Aster expands USD1 perpetual markets with WLFI incentives
Aster, the onchain trading platform backed by YZi Labs, is expanding its collaboration with World Liberty Financial (WLFI) ahead of Aster Chain’s Layer 1 mainnet launch. The key update is the launch of USD1 perpetual markets, starting with BTC, ETH, and SOL pairs, with 10+ additional pairs planned.
For traders, USD1 perps come with zero-bps maker fees and a 0.5-bps taker fee on all USD1 pairs—compared with 4 bps taker fees on USDT pairs. USD1 is also supported as core collateral/margin, with a collateral ratio aligned with USDT to improve capital efficiency and reduce reliance on any single stablecoin.
Aster will reward USD1 perpetual activity with up to 2.5 million WLFI tokens per month (distributed weekly). USD1 holders may also qualify for extra platform incentive programs, and new tracking tools will be added via an integrated “Points Program” entry point across web and mobile.
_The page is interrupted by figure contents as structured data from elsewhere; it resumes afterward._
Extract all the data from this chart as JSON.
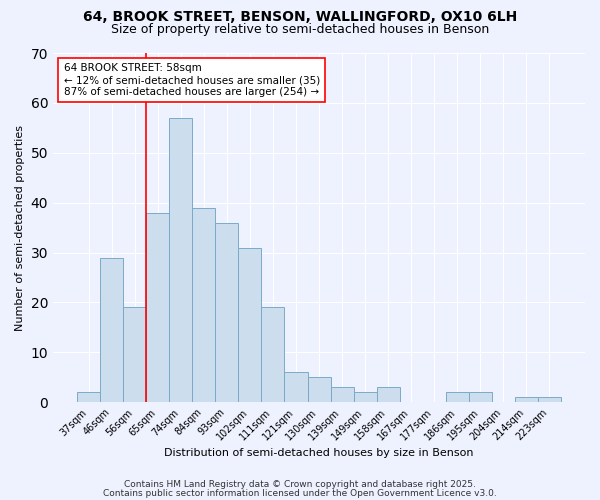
{
  "title_line1": "64, BROOK STREET, BENSON, WALLINGFORD, OX10 6LH",
  "title_line2": "Size of property relative to semi-detached houses in Benson",
  "xlabel": "Distribution of semi-detached houses by size in Benson",
  "ylabel": "Number of semi-detached properties",
  "categories": [
    "37sqm",
    "46sqm",
    "56sqm",
    "65sqm",
    "74sqm",
    "84sqm",
    "93sqm",
    "102sqm",
    "111sqm",
    "121sqm",
    "130sqm",
    "139sqm",
    "149sqm",
    "158sqm",
    "167sqm",
    "177sqm",
    "186sqm",
    "195sqm",
    "204sqm",
    "214sqm",
    "223sqm"
  ],
  "values": [
    2,
    29,
    19,
    38,
    57,
    39,
    36,
    31,
    19,
    6,
    5,
    3,
    2,
    3,
    0,
    0,
    2,
    2,
    0,
    1,
    1
  ],
  "bar_color": "#ccdded",
  "bar_edge_color": "#7aaac8",
  "red_line_x": 2.5,
  "annotation_line1": "64 BROOK STREET: 58sqm",
  "annotation_line2": "← 12% of semi-detached houses are smaller (35)",
  "annotation_line3": "87% of semi-detached houses are larger (254) →",
  "ylim": [
    0,
    70
  ],
  "yticks": [
    0,
    10,
    20,
    30,
    40,
    50,
    60,
    70
  ],
  "footnote1": "Contains HM Land Registry data © Crown copyright and database right 2025.",
  "footnote2": "Contains public sector information licensed under the Open Government Licence v3.0.",
  "background_color": "#eef2ff",
  "plot_background_color": "#eef2ff",
  "grid_color": "#ffffff",
  "title_fontsize": 10,
  "subtitle_fontsize": 9,
  "annotation_fontsize": 7.5,
  "footnote_fontsize": 6.5,
  "axis_label_fontsize": 8,
  "tick_fontsize": 7
}
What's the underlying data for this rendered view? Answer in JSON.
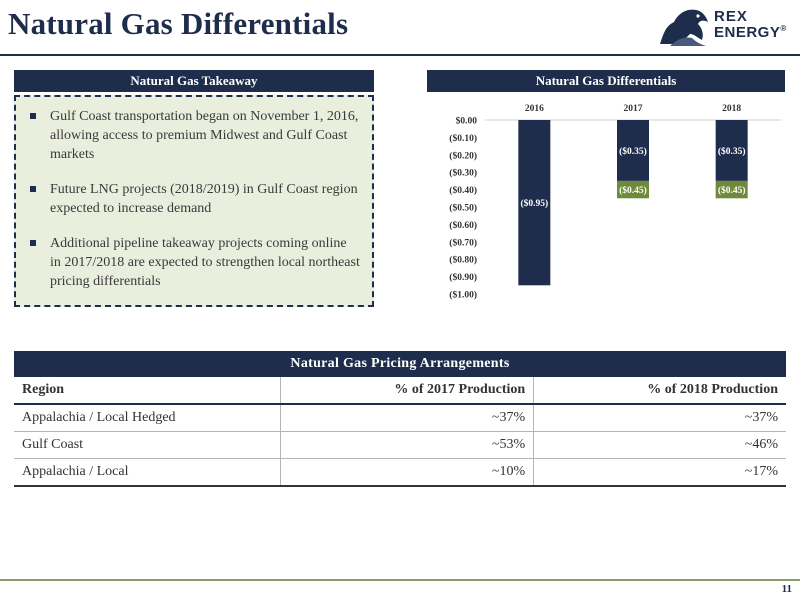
{
  "page": {
    "title": "Natural Gas Differentials",
    "page_number": "11"
  },
  "logo": {
    "name": "rex-energy-logo",
    "line1": "REX",
    "line2": "ENERGY",
    "reg_mark": "®"
  },
  "takeaway": {
    "heading": "Natural Gas Takeaway",
    "bullets": [
      "Gulf Coast transportation began on November 1, 2016, allowing access to premium Midwest and Gulf Coast markets",
      "Future LNG projects (2018/2019) in Gulf Coast region expected to increase demand",
      "Additional pipeline takeaway projects coming online in 2017/2018 are expected to strengthen local northeast pricing differentials"
    ]
  },
  "chart_data": {
    "type": "bar",
    "stacked": true,
    "title": "Natural Gas Differentials",
    "categories": [
      "2016",
      "2017",
      "2018"
    ],
    "series": [
      {
        "values": [
          -0.95,
          -0.35,
          -0.35
        ],
        "labels": [
          "($0.95)",
          "($0.35)",
          "($0.35)"
        ],
        "color": "#1f2d4d"
      },
      {
        "values": [
          0,
          -0.1,
          -0.1
        ],
        "labels": [
          "",
          "($0.45)",
          "($0.45)"
        ],
        "color": "#6f8a3a"
      }
    ],
    "ylim": [
      -1.0,
      0.0
    ],
    "yticks": [
      0.0,
      -0.1,
      -0.2,
      -0.3,
      -0.4,
      -0.5,
      -0.6,
      -0.7,
      -0.8,
      -0.9,
      -1.0
    ],
    "ytick_labels": [
      "$0.00",
      "($0.10)",
      "($0.20)",
      "($0.30)",
      "($0.40)",
      "($0.50)",
      "($0.60)",
      "($0.70)",
      "($0.80)",
      "($0.90)",
      "($1.00)"
    ],
    "category_axis": "top",
    "grid": false
  },
  "pricing": {
    "heading": "Natural Gas Pricing Arrangements",
    "columns": [
      "Region",
      "% of 2017 Production",
      "% of 2018 Production"
    ],
    "rows": [
      [
        "Appalachia / Local Hedged",
        "~37%",
        "~37%"
      ],
      [
        "Gulf Coast",
        "~53%",
        "~46%"
      ],
      [
        "Appalachia / Local",
        "~10%",
        "~17%"
      ]
    ]
  },
  "colors": {
    "navy": "#1f2d4d",
    "olive": "#6f8a3a",
    "panel_fill": "#e9eedd",
    "footer_rule": "#8d9b63"
  }
}
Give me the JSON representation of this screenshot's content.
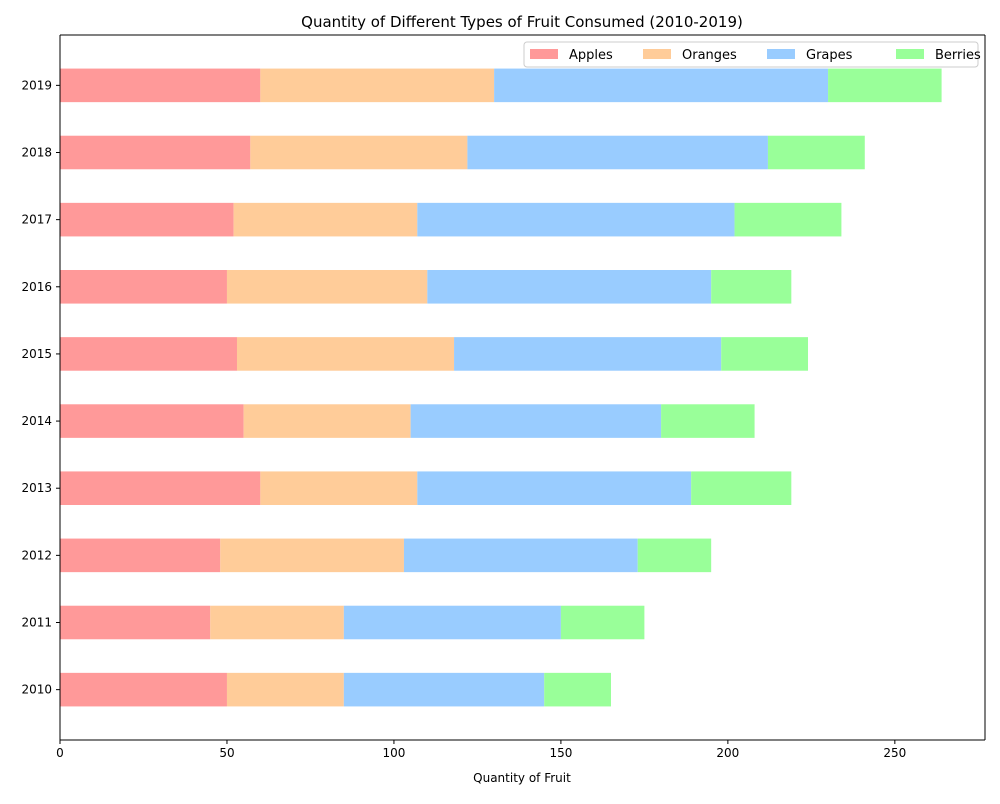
{
  "chart_data": {
    "type": "bar",
    "orientation": "horizontal",
    "stacked": true,
    "title": "Quantity of Different Types of Fruit Consumed (2010-2019)",
    "xlabel": "Quantity of Fruit",
    "ylabel": "",
    "xlim": [
      0,
      277
    ],
    "xticks": [
      0,
      50,
      100,
      150,
      200,
      250
    ],
    "categories": [
      "2010",
      "2011",
      "2012",
      "2013",
      "2014",
      "2015",
      "2016",
      "2017",
      "2018",
      "2019"
    ],
    "series": [
      {
        "name": "Apples",
        "color": "#ff9999",
        "values": [
          50,
          45,
          48,
          60,
          55,
          53,
          50,
          52,
          57,
          60
        ]
      },
      {
        "name": "Oranges",
        "color": "#ffcc99",
        "values": [
          35,
          40,
          55,
          47,
          50,
          65,
          60,
          55,
          65,
          70
        ]
      },
      {
        "name": "Grapes",
        "color": "#99ccff",
        "values": [
          60,
          65,
          70,
          82,
          75,
          80,
          85,
          95,
          90,
          100
        ]
      },
      {
        "name": "Berries",
        "color": "#99ff99",
        "values": [
          20,
          25,
          22,
          30,
          28,
          26,
          24,
          32,
          29,
          34
        ]
      }
    ],
    "grid": false,
    "legend_position": "top-right",
    "legend_columns": 4
  }
}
For crypto traders, the USD1 perpetual markets rollout plus fee cuts and WLFI incentives could attract more perps liquidity and trading volume, potentially shifting stablecoin preference toward venues offering lower-cost USD1 margin.
Bullish
This announcement is primarily positive for trading flows in USD1 perpetual markets. The fee cut (0-bps maker and 0.5-bps taker) materially improves taker economics versus USDT, while the WLFI token rewards are an additional short-term demand catalyst. By supporting USD1 as both collateral and margin with a USDT-aligned collateral ratio, Aster also aims to reduce capital friction, which can increase perps participation and liquidity depth.
In the short term, traders may front-run the new listing window—especially those sensitive to trading costs—potentially boosting volume in USD1 pairs of BTC, ETH, and SOL. In the longer term, if “functional parity” between USD1 and major stablecoins holds in practice (execution quality, liquidity depth, and incentive sustainability), USD1 could gain a more persistent share of stablecoin margin usage across perps venues, benefiting market stability through deeper liquidity. The main risk is that incentives may fade faster than liquidity growth, but the initial fee advantage and liquidity-building focus make near-term momentum more likely than negative price impact for the underlying assets.